Popi Charatsari prepares the quintessential island dish: crayfish with garlic and walnut purée, served with a few slices of bread. “You won’t find it on any menu. Not even people from Ioannina know it. It’s a fisherman’s dish. There are no crayfish in the lake anymore, so we buy them. Another dish that is only made here is grivadi plaki (oven-cooked carp). Fortunately, there are still carp in the lake,” she tells us.
The lake itself has its own tragic story. When the nearby Lapsista Lake was drained in the 1950s, less and less water flowed into Pamvotida Lake, and eels returning from their breeding grounds in the Sargasso Sea found their way back through the Kalamas River blocked. Furthermore, construction along its coast blocked waterways that fed into the lake and destroyed the reed beds that filtered its waters. For years, sewage and heavy metals leached into the lake’s waters, turning Pamvotida into a murky bathtub. Today, according to the Management Unit of the Protected Areas of Epirus, which manages the Information Center of the Pamvotida Lake Management Body on the island, efforts are being made to reverse the situation, and the lake is in a phase of recovery.
Local fisherman Tasos Charatsaris tells us that the fish population has declined considerably and talks us through the boutson (a cylindrical netting bag mounted on cones used to catch eels) fishing system. Vasiliki Ratsika tells us how she used to weave straw to make wicker covers for the buoys, while Froso Liaskou-Petsou shows us the old tools that adorn her award-winning garden, full of beautiful azaleas, pansies, and tulips: “I can get to the center of Ioannina in just three minutes.

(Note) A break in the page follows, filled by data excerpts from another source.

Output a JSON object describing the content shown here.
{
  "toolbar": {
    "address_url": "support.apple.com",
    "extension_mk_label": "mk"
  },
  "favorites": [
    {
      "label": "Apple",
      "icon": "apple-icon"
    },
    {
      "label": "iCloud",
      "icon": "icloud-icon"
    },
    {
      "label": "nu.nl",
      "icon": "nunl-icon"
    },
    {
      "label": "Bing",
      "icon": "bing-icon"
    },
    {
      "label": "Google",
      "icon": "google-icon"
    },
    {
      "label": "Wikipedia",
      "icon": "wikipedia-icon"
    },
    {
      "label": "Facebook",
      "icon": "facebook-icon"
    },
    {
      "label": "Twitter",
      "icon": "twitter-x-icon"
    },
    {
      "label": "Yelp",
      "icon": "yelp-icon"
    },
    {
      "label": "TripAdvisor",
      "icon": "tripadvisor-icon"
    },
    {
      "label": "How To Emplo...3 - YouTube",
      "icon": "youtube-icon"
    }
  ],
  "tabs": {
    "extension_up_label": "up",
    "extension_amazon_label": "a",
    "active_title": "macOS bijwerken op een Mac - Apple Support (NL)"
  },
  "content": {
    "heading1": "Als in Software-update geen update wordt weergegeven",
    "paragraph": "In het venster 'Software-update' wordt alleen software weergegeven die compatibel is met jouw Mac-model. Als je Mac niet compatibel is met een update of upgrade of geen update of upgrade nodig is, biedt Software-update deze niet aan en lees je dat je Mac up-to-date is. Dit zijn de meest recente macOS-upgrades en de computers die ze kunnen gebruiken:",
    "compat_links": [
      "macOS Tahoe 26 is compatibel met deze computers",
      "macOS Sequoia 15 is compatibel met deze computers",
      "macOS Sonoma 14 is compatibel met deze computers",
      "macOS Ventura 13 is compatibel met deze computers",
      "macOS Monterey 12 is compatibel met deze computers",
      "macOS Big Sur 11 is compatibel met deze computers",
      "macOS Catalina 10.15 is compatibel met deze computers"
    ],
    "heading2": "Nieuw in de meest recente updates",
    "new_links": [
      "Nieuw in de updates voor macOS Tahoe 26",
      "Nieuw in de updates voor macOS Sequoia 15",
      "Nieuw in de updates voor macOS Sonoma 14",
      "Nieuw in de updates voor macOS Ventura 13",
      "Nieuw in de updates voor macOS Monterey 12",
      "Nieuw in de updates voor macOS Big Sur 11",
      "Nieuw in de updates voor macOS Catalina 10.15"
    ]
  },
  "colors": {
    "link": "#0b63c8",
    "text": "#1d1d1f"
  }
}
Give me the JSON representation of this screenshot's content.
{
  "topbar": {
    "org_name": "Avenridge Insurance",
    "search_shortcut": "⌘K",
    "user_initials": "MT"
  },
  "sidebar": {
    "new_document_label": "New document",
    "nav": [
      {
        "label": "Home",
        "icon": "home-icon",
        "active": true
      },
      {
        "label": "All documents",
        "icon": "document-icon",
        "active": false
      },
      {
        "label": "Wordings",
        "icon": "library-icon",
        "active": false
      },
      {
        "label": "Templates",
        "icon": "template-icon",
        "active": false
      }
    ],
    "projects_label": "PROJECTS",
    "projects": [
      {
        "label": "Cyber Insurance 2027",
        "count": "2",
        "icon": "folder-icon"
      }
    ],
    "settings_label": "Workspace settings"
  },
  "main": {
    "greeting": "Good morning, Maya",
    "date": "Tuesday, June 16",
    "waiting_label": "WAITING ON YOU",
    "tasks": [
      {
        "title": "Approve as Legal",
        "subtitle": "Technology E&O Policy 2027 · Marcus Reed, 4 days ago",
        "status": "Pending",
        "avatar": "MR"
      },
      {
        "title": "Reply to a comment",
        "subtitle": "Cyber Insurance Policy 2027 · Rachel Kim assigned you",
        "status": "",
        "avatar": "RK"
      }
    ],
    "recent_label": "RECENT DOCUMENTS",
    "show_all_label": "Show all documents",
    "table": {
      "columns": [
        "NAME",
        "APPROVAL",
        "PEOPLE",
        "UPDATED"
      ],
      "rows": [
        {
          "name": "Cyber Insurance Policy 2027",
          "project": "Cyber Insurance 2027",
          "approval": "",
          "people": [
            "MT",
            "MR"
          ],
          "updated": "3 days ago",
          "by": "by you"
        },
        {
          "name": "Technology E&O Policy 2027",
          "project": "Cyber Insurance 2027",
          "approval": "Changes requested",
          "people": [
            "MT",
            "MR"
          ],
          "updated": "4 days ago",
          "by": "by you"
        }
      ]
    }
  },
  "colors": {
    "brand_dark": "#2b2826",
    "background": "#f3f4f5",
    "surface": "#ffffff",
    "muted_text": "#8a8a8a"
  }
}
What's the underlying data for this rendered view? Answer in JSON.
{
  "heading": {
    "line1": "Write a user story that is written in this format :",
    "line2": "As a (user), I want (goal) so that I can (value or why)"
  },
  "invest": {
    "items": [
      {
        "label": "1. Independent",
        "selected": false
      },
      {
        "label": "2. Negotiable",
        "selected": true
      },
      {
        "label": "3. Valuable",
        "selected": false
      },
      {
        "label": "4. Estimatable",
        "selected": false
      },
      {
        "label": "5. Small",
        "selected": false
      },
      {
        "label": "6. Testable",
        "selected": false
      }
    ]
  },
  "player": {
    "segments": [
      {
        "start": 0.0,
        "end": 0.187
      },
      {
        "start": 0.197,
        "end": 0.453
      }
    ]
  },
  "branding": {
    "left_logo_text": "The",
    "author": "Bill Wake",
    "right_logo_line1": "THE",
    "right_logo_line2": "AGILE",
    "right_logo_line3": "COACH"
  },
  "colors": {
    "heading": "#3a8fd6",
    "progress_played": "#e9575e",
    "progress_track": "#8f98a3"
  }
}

How long does it take you to get to the center of Athens?” she quips.
The last visitors leave the island around 6 p.m., when it starts to get dark. The town’s whitewashed alleys are completely quiet. The sound of a bouzouki can be heard from a distance, as the island’s inhabitants gather around woodburning stoves, undeterred by the extreme humidity, which frequently reaches 100%. At the house of Rena and city councilman Nikos Siorokas, where we had the pleasure of staying overnight, we sit around the fireplace talking about their life on the island. “I wouldn’t change the island for anything in the world,” says Nikos, echoing a sentiment we’ve heard dozens of times. This unusual kind of isolation, being surrounded by water while being so close to the heart of a city, seems to work for the locals. Rena bids us goodnight with another phrase we’ve heard many times here: ”Feel free to come and go as you please. The key will be on the door.”